Questions are in bold.
The set of differentiable real-valued functions on (0,3) such that $f'(2)=b$ is a subspace of $(0,3)\to \mathbb R$ if and only if $b=0$ ($(0,3)\to \mathbb R$ denotes the set of functions from $(0,3)$ to $\mathbb{R}$)
So that it forms a subspace we must have the $0$ element $0(x):x\mapsto0$, and this function have a zero derivative, hence $f'(2)=0$, thus $b=0$.
Also why $f'(2)$ and not $f'(x)$? Right since we have a "if and only if" so that $f'(2)=0$ is not a necessary condition for that $f'(x)=0$ for $x\in(0,3)$?
Also how can we regard a function as a vector?
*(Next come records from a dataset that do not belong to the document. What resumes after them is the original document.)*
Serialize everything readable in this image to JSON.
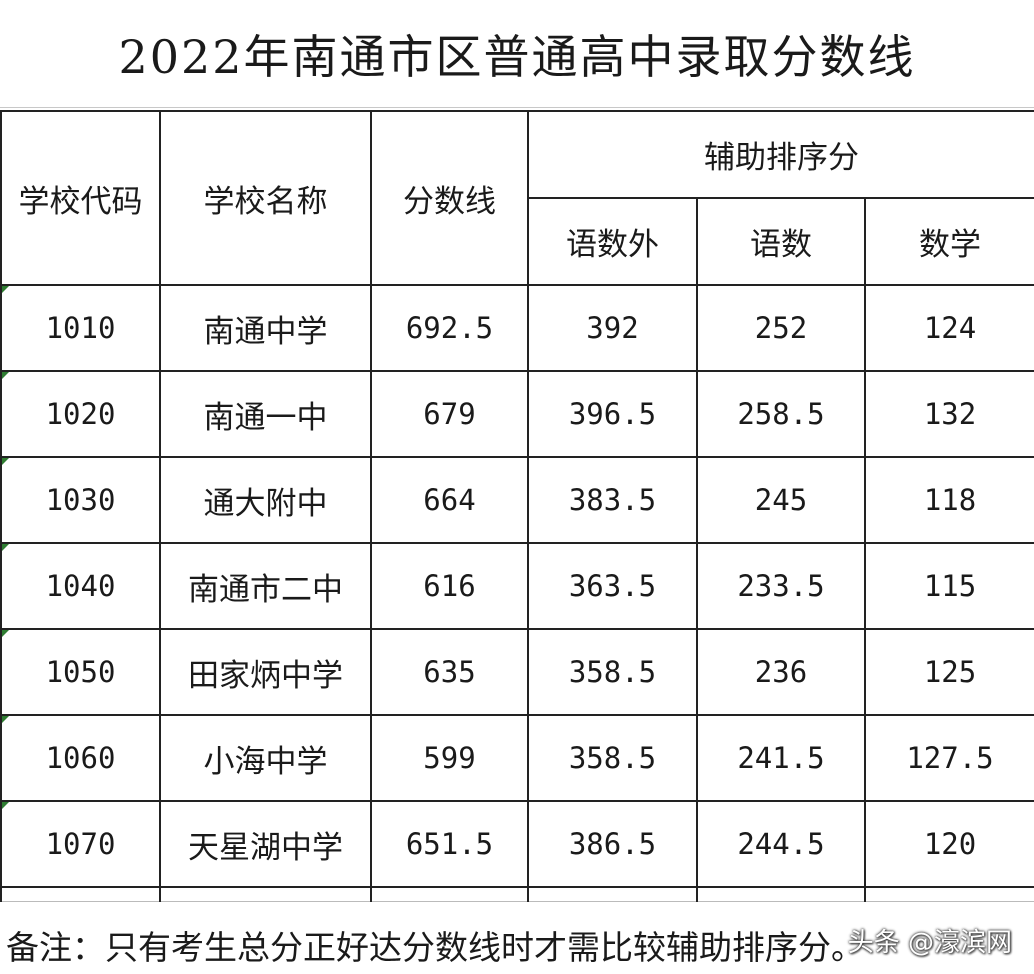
{
  "title": "2022年南通市区普通高中录取分数线",
  "headers": {
    "code": "学校代码",
    "name": "学校名称",
    "score": "分数线",
    "aux_group": "辅助排序分",
    "aux_yus": "语数外",
    "aux_ys": "语数",
    "aux_math": "数学"
  },
  "rows": [
    {
      "code": "1010",
      "name": "南通中学",
      "score": "692.5",
      "yus": "392",
      "ys": "252",
      "math": "124"
    },
    {
      "code": "1020",
      "name": "南通一中",
      "score": "679",
      "yus": "396.5",
      "ys": "258.5",
      "math": "132"
    },
    {
      "code": "1030",
      "name": "通大附中",
      "score": "664",
      "yus": "383.5",
      "ys": "245",
      "math": "118"
    },
    {
      "code": "1040",
      "name": "南通市二中",
      "score": "616",
      "yus": "363.5",
      "ys": "233.5",
      "math": "115"
    },
    {
      "code": "1050",
      "name": "田家炳中学",
      "score": "635",
      "yus": "358.5",
      "ys": "236",
      "math": "125"
    },
    {
      "code": "1060",
      "name": "小海中学",
      "score": "599",
      "yus": "358.5",
      "ys": "241.5",
      "math": "127.5"
    },
    {
      "code": "1070",
      "name": "天星湖中学",
      "score": "651.5",
      "yus": "386.5",
      "ys": "244.5",
      "math": "120"
    }
  ],
  "note": "备注：只有考生总分正好达分数线时才需比较辅助排序分。",
  "watermark": "头条 @濠滨网",
  "colors": {
    "border": "#222222",
    "cell_marker": "#2f7d32"
  }
}
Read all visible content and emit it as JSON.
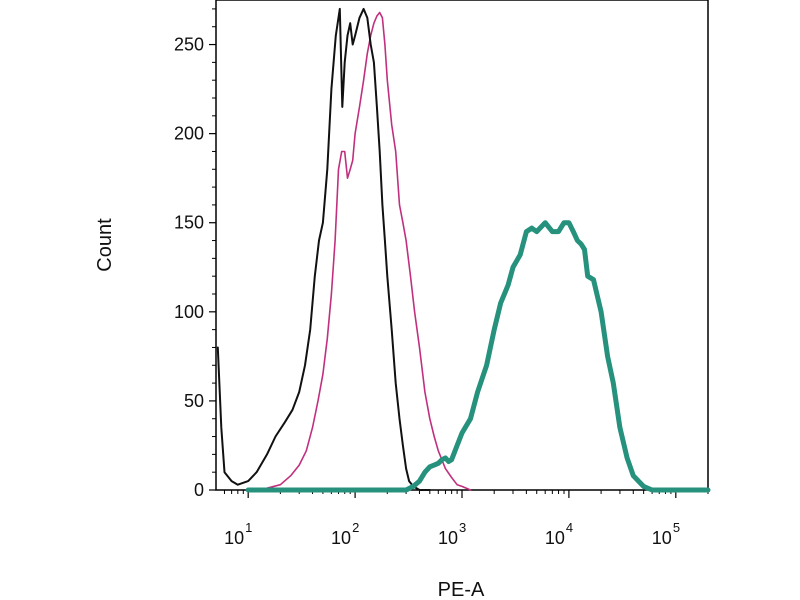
{
  "chart_data": {
    "type": "line",
    "title": "",
    "xlabel": "PE-A",
    "ylabel": "Count",
    "x_scale": "log",
    "xlim": [
      5,
      200000
    ],
    "ylim": [
      0,
      275
    ],
    "grid": false,
    "legend": "none",
    "x_ticks": [
      {
        "base": "10",
        "exp": "1",
        "value": 10
      },
      {
        "base": "10",
        "exp": "2",
        "value": 100
      },
      {
        "base": "10",
        "exp": "3",
        "value": 1000
      },
      {
        "base": "10",
        "exp": "4",
        "value": 10000
      },
      {
        "base": "10",
        "exp": "5",
        "value": 100000
      }
    ],
    "y_ticks": [
      "0",
      "50",
      "100",
      "150",
      "200",
      "250"
    ],
    "series": [
      {
        "color": "#111111",
        "x": [
          5.2,
          5.6,
          6,
          7,
          8,
          10,
          12,
          15,
          18,
          22,
          26,
          30,
          34,
          38,
          42,
          46,
          50,
          55,
          60,
          66,
          72,
          76,
          80,
          85,
          90,
          95,
          100,
          110,
          120,
          130,
          140,
          150,
          160,
          170,
          180,
          190,
          200,
          220,
          240,
          260,
          280,
          300,
          320,
          350,
          400,
          500
        ],
        "y": [
          80,
          35,
          10,
          5,
          3,
          5,
          10,
          20,
          30,
          38,
          45,
          55,
          70,
          90,
          120,
          140,
          150,
          180,
          225,
          255,
          270,
          215,
          240,
          255,
          262,
          250,
          255,
          265,
          270,
          265,
          250,
          240,
          215,
          190,
          160,
          140,
          120,
          90,
          60,
          40,
          25,
          12,
          5,
          2,
          0,
          0
        ]
      },
      {
        "color": "#c0307e",
        "x": [
          10,
          15,
          20,
          25,
          30,
          35,
          40,
          45,
          50,
          55,
          60,
          65,
          70,
          75,
          80,
          85,
          90,
          95,
          100,
          110,
          120,
          130,
          140,
          150,
          160,
          170,
          180,
          190,
          200,
          220,
          240,
          260,
          280,
          300,
          330,
          360,
          400,
          450,
          500,
          550,
          600,
          700,
          800,
          900,
          1000,
          1200
        ],
        "y": [
          0,
          1,
          3,
          8,
          14,
          22,
          35,
          50,
          65,
          85,
          110,
          140,
          180,
          190,
          190,
          175,
          180,
          185,
          200,
          215,
          230,
          245,
          255,
          262,
          266,
          268,
          265,
          250,
          230,
          205,
          190,
          160,
          150,
          140,
          120,
          100,
          80,
          55,
          40,
          30,
          22,
          12,
          7,
          3,
          2,
          0
        ]
      },
      {
        "color": "#26917c",
        "x": [
          10,
          50,
          100,
          200,
          300,
          350,
          400,
          450,
          500,
          550,
          600,
          650,
          700,
          750,
          800,
          900,
          1000,
          1200,
          1400,
          1700,
          2000,
          2300,
          2700,
          3000,
          3500,
          4000,
          4500,
          5000,
          6000,
          7000,
          8000,
          9000,
          10000,
          11000,
          12000,
          13000,
          14000,
          15000,
          17000,
          20000,
          23000,
          26000,
          30000,
          35000,
          40000,
          50000,
          60000,
          80000,
          100000,
          200000
        ],
        "y": [
          0,
          0,
          0,
          0,
          0,
          2,
          5,
          10,
          13,
          14,
          15,
          17,
          18,
          16,
          17,
          25,
          32,
          40,
          55,
          70,
          90,
          105,
          115,
          125,
          132,
          145,
          147,
          145,
          150,
          145,
          145,
          150,
          150,
          145,
          140,
          138,
          135,
          120,
          118,
          100,
          75,
          60,
          35,
          18,
          8,
          2,
          0,
          0,
          0,
          0
        ]
      }
    ]
  }
}
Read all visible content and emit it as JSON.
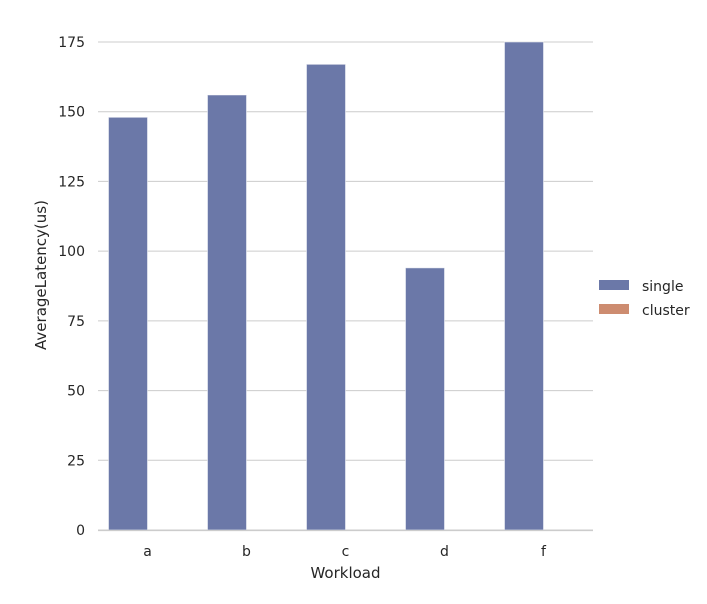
{
  "chart_data": {
    "type": "bar",
    "xlabel": "Workload",
    "ylabel": "AverageLatency(us)",
    "categories": [
      "a",
      "b",
      "c",
      "d",
      "f"
    ],
    "series": [
      {
        "name": "single",
        "values": [
          148,
          156,
          167,
          94,
          175
        ],
        "color": "#6b78a8"
      },
      {
        "name": "cluster",
        "values": [
          0,
          0,
          0,
          0,
          0
        ],
        "color": "#cd8c70"
      }
    ],
    "ylim": [
      0,
      175
    ],
    "yticks": [
      0,
      25,
      50,
      75,
      100,
      125,
      150,
      175
    ],
    "grid": true,
    "legend": "right"
  }
}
I understand now that a function from a nonempty interval to $\mathbb{R}$ is a vector in $\mathbb{R}^\infty$ since we can write $$f=\{(x_1,f(x_1)),(x_2,f(x_2)),…\}$$ but do we write $(\mathbb{R}^2)^\infty$ or just $\mathbb{R}^\infty$? Or do we have another notation? ($f$ is real valued)
Best Answer
I'm trying to understand. So, let us call $X$ the set of all functions from $(0,3)$ into $\mathbb{R}$. For a given $b \in \mathbb{R}$, we are give the set $$Y = \left\{ f \in X \mid \hbox{$f$ is differentiable and $f'(2)=b$}\right\}.$$ As you noticed,the zero function belongs to $Y$ if and only if $b=0$. But this is not enough: $Y$ is a vector subspace if and only if $kf \in Y$ whenever $k \in \mathbb{R}$ and $f \in Y$. I'll leave you the easy task to check this necessary and sufficient condition by using the elementary rules of differentiation.
Concerning your question, if I can understand it at all, the condition $f'(2)=b$ could be replaced by $f'(x_0)=b$, where $x_0$ is a fixed point in $(0,3)$. The proof remains unaltered.
Finally, here you are not thinking of such hard things. The canonical way to put a vector space structure on functions is to add them pointwise and multiply them by numbers pointwise. Moreover, $(0,3)$ is uncountable, so that $$\mathbb{R}^{(0,3)} \neq \mathbb{R}^\infty.$$ The latter is the usual symbol for sequences of real numbers, i.e. functions defined on $\mathbb{N}$.